The bombing had stopped, she said, but they did not know when it might resume
and were unable therefore to send aid workers into the area.
"The Americans said they could not get inside the city," Pavone said.
"Once the Americans surrounded the city, nobody was able to get out. So
we are very concerned that there are a large number of civilian casualties inside
the city."
Pavone said that about 12,000 Iraqis had left in all, and that the rest had
remained trapped inside. "I think there will be lots of civilian casualties,"
she said.
At least nine soldiers were killed and more than 40 wounded during the siege,
according to the U.S. military.
The U.S. military has made no statement on civilian casualties, but witnesses
say scores of innocent Iraqis were killed.
The city center "has been almost completely destroyed," the director
of al-Qa'im hospital Dr. Hamdi al-Alusi told al-Jazeera television. He said
the casualties included many women, children, and elderly people, and he appealed
to humanitarian organizations to intervene quickly.
"Ambulances were prevented from moving and the medical teams have left
the city center because it has been destroyed," al-Alusi said during the
siege. Water and electricity networks have been destroyed, and "there are
scores of wounded people and scores of victims who cannot reach the hospital
or anywhere else. We pray to God and implore the whole world to look into what
happened to al-Qa'im and adjacent cities."
Rafa Asahab, a Syrian who lives in Abu Kemal village on the Syrian border,
told IPS he saw some of the effects of the siege. "At least 100 civilians
in al-Qa'im have been killed," he said. U.S. warplanes also entered Syrian
airspace many times, he said.
Eyewitnesses said U.S. jets and helicopters also attacked surrounding al-Karabilah,
al-Jazirah, and al-Quaydat towns. "Medical staff confirmed the killing
of civilians by helicopter gunfire," Dr. Muhammad Abud reported on al-Sharqiyah
television. He said ambulance crews had difficulty retrieving some bodies that
had been ripped apart.
Adil al-Rawi, an eyewitness in al-Qa'im, said on al-Arabiya television during
the siege that U.S. forces had shelled the hospital. "They are using warplanes,
mortar shells, and tanks to shell the city indiscriminately, hurt citizens and
bomb the houses with warplanes."
Many people in the towns need medical aid, and the thousands of residents who
fled need water, food, tents, and blankets, Pavone said.
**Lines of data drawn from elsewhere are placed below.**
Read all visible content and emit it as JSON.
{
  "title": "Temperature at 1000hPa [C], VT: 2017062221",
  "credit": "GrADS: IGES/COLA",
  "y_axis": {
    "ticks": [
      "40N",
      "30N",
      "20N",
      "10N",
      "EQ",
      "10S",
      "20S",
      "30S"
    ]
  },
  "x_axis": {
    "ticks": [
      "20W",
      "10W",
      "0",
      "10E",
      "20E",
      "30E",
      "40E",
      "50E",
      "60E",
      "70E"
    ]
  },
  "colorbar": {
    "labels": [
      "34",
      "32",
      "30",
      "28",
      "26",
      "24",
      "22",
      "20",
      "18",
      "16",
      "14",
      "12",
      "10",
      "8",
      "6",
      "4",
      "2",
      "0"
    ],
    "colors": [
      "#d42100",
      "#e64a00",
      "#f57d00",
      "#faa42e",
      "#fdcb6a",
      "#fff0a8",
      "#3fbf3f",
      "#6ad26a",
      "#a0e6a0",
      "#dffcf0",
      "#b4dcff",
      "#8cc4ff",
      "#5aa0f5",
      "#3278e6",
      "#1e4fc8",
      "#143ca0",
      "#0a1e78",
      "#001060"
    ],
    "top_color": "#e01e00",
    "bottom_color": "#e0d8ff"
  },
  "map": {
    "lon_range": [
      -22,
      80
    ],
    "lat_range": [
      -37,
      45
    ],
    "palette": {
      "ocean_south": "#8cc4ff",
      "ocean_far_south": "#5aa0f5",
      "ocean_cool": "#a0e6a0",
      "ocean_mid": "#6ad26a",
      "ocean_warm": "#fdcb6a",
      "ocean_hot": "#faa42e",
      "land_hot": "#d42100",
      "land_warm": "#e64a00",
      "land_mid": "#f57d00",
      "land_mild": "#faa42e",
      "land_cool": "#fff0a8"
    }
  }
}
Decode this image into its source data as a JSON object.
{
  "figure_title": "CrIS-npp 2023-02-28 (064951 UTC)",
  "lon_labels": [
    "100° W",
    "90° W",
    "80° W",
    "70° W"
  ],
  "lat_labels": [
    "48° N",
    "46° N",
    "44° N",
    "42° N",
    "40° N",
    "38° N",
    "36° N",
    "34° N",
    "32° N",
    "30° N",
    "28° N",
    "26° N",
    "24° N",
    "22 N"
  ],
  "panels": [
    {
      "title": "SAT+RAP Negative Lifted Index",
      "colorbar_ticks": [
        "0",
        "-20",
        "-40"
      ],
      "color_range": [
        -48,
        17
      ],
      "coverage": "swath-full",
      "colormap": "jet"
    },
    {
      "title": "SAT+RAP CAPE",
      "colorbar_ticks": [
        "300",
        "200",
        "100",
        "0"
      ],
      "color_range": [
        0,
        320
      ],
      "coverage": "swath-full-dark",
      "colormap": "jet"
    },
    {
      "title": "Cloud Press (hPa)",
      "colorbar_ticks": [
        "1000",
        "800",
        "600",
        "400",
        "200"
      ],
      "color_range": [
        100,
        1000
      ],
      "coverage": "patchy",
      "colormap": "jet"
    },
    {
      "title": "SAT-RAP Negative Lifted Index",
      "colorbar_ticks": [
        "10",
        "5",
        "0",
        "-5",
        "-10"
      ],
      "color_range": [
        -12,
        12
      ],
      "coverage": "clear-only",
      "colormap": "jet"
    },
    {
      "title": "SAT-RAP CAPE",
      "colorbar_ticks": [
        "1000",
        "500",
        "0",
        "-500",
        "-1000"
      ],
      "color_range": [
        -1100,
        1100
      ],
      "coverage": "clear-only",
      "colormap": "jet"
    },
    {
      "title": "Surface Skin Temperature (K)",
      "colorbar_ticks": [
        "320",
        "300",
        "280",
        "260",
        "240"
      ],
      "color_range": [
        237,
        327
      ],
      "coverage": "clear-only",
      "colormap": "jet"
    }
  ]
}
The siege came as violence and bloodshed continue to escalate in Iraq amid
rising opposition to U.S. forces. Tensions rose further when anti-occupation
Shia cleric Moqtada al-Sadr made another demand Monday that the United States
withdraw from Iraq. Sadr had launched a bloody uprising against occupation forces
last summer in Najaf, Hilla, and the Sadr City area of Baghdad.
Last week, the new Iraqi government announced a continuation of the state of
emergency (excepting the Kurdish region in the north). Emergency was declared
on Nov. 7, 2004. Most of the country has remained under martial law ever since,
despite elections in January this year.